La perfetta organizzazione della società dell’alveare (una “città industriale dove si lavora in modo assiduo e ordinato”) offriva a Pio XII l’occasione per una riflessione sulla saggezza e intelligenza divina. Se la scienza riconosce nella società delle api una straordinaria capacità organizzativa e una imparagonabile precisione matematica, la filosofia deve escludere che l’intelligenza che rende possibile questa sorprendente realtà sia quella delle api (incapaci di capire e di progredire ma solo di obbedire a un istinto innato): l’origine è da ricercare altrove.
“Cosa concludere se non che l’intelligenza che dirige l’organizzazione dell’alveare e la vita delle api è quella di Dio,che ha creato cielo e terra, che ha fatto germogliare le erbe e i fiori e ha dotato di istinto gli animali? Noi vi invitiamo, cari figli, a vedere l’opera del Signore nell’alveare, davanti al quale rimaniamo meravigliati. Adoratelo, dunque, e lodatelo per questo riflesso della sua divina saggezza; per il cero che si consuma sugli altari, simbolo delle anime che desiderano ardere e consumarsi per Lui; lodatelo per il miele, che è dolce, ma meno delle sue parole, che il salmista definisce ‘più dolci del miele’ (Sal 119,103).

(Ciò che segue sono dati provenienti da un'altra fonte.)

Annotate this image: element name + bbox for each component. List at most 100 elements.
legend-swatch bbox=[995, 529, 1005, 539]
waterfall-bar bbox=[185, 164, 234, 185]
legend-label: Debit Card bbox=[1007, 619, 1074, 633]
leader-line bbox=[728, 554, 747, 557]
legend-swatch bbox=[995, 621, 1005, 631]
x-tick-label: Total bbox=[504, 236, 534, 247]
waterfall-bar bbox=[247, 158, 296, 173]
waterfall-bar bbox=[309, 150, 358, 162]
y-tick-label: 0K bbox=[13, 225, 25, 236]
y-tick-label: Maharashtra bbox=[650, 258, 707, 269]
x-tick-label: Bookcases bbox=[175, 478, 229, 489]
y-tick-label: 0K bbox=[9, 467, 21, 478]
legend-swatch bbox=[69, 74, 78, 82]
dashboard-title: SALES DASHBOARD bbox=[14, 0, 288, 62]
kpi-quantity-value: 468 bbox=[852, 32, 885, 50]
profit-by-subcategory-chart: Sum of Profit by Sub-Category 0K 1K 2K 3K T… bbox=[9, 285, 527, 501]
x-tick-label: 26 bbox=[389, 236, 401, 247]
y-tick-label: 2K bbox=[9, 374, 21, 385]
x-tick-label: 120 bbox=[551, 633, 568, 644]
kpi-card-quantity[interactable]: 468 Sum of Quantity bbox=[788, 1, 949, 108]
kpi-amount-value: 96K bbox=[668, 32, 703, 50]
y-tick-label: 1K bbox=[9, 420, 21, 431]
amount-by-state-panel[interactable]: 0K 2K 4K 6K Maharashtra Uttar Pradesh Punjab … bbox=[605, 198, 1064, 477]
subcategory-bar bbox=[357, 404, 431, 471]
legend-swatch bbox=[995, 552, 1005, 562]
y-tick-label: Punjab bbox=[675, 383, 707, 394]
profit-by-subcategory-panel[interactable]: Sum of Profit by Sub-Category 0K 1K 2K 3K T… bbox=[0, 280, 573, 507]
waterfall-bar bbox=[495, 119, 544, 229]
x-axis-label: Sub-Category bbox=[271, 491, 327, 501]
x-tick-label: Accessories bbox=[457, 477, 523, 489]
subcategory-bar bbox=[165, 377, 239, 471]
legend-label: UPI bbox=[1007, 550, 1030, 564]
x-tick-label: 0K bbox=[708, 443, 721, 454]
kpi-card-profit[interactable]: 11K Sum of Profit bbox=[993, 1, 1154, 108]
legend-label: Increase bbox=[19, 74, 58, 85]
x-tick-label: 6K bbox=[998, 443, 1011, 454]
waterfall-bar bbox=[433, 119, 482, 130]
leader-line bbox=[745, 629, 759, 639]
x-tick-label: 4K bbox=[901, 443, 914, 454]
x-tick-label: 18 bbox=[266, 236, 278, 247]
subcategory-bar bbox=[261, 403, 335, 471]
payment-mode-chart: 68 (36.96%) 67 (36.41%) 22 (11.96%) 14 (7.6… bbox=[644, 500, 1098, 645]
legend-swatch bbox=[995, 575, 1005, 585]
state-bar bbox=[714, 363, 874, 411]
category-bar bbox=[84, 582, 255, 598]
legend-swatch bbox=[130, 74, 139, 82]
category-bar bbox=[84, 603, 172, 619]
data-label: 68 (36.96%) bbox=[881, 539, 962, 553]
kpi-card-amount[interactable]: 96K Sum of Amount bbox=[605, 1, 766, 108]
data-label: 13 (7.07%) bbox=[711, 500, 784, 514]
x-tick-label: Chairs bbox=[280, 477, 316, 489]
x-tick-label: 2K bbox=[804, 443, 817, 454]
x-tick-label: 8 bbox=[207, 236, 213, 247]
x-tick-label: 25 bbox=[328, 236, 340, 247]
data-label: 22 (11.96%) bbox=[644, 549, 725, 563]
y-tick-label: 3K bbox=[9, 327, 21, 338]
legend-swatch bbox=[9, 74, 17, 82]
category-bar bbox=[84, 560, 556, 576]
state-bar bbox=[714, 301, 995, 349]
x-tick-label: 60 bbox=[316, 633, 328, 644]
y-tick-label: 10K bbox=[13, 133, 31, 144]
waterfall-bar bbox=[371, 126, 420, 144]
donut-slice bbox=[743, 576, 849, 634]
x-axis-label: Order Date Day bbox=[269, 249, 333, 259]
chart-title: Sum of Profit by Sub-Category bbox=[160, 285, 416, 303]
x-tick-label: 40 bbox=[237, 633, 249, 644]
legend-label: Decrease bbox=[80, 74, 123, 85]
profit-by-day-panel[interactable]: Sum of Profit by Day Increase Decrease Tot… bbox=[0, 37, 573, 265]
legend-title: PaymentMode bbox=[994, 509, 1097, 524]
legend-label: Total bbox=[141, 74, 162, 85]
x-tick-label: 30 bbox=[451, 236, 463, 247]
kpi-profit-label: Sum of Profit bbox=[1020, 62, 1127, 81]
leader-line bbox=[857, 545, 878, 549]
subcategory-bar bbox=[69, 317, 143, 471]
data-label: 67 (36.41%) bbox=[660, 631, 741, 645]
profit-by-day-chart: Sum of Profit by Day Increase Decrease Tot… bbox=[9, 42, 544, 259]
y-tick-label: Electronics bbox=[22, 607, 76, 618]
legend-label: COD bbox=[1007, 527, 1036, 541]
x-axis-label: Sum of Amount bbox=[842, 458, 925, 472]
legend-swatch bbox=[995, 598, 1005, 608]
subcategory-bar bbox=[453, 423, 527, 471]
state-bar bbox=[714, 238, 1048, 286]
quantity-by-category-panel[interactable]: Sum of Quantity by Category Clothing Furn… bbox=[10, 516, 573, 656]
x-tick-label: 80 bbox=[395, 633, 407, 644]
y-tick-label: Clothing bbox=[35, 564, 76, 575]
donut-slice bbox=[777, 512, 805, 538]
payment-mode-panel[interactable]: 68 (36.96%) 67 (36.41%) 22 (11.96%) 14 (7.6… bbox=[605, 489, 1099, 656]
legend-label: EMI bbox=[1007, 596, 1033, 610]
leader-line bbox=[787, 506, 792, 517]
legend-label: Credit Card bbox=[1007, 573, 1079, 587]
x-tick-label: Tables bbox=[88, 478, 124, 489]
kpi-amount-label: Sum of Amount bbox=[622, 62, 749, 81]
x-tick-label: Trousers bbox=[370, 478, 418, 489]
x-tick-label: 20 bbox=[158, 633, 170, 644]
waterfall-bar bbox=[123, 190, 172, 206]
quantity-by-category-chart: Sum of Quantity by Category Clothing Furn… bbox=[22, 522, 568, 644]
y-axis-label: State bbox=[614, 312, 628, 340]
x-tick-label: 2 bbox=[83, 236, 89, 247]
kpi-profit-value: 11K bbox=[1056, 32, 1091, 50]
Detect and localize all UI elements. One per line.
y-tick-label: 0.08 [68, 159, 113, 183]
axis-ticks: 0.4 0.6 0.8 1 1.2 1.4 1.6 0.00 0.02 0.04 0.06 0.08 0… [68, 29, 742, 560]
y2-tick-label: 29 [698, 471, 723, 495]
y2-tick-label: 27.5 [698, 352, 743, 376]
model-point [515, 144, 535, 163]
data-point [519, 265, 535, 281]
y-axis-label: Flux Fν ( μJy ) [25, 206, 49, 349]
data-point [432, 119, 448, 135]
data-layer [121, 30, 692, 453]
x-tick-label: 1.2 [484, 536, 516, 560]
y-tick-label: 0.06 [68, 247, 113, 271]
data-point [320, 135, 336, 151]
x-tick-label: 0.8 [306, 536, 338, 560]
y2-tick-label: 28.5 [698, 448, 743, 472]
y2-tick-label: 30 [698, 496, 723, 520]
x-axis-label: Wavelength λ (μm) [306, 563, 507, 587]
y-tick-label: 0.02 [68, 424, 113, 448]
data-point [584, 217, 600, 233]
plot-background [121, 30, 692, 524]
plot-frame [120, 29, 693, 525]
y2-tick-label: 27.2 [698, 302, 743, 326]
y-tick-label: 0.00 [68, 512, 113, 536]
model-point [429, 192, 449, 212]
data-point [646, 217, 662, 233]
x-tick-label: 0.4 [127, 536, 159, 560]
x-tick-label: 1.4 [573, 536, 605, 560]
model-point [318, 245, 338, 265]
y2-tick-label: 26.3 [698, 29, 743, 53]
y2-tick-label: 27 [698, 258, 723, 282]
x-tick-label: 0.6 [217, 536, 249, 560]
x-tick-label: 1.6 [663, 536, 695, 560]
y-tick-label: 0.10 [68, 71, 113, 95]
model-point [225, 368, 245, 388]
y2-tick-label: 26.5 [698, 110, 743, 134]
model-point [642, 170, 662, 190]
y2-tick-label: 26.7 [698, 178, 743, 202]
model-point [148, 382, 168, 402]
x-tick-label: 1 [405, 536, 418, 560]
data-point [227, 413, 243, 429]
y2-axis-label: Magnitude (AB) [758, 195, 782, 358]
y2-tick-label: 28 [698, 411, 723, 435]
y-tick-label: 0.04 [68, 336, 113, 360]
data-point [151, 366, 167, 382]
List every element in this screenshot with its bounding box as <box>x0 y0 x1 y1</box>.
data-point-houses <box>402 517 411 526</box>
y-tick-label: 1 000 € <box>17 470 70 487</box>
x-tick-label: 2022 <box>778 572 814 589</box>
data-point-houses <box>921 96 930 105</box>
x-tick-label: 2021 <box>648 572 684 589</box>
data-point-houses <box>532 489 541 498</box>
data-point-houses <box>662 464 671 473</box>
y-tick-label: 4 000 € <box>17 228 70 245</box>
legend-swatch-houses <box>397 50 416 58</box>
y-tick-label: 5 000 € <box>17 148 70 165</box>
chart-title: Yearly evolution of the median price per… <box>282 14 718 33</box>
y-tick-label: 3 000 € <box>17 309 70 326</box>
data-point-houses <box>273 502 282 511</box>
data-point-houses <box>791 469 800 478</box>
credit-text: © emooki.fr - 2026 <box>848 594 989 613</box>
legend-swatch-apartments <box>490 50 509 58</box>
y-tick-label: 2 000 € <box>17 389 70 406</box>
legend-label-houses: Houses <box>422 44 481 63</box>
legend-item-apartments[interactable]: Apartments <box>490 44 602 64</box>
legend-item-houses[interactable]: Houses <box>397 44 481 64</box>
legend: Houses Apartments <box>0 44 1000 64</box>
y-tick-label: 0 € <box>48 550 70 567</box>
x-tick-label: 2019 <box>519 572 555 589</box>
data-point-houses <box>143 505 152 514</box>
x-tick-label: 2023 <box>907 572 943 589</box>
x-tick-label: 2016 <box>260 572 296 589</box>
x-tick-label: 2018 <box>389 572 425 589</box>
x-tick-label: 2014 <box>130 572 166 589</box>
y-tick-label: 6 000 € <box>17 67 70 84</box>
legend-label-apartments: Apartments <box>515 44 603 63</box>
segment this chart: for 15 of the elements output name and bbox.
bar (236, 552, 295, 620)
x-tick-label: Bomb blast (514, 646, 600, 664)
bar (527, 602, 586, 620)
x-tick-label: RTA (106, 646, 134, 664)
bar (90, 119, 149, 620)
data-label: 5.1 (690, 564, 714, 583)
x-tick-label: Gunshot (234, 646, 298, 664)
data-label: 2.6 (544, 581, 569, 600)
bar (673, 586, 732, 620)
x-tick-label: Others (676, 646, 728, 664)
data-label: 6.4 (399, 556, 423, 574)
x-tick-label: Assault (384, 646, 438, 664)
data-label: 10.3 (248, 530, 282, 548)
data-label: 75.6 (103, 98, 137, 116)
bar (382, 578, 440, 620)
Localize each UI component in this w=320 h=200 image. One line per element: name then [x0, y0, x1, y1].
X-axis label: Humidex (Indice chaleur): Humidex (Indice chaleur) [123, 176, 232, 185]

Alla fine del discorso, il papa incoraggiava agli apicoltori a rinforzare la loro fede augurandogli di arrivare a gustare la dolcezza del miele promesso dal Signore:
“Cari figli, che studiate il mondo misterioso e meraviglioso delle api, gustate e vedete, per quanto è possibile qui sotto, la dolcezza di Dio. Un giorno gusterete e vedrete in cielo che l’oceano della sua luce e del suo amore eterno è infinitamente più dolce del miele”.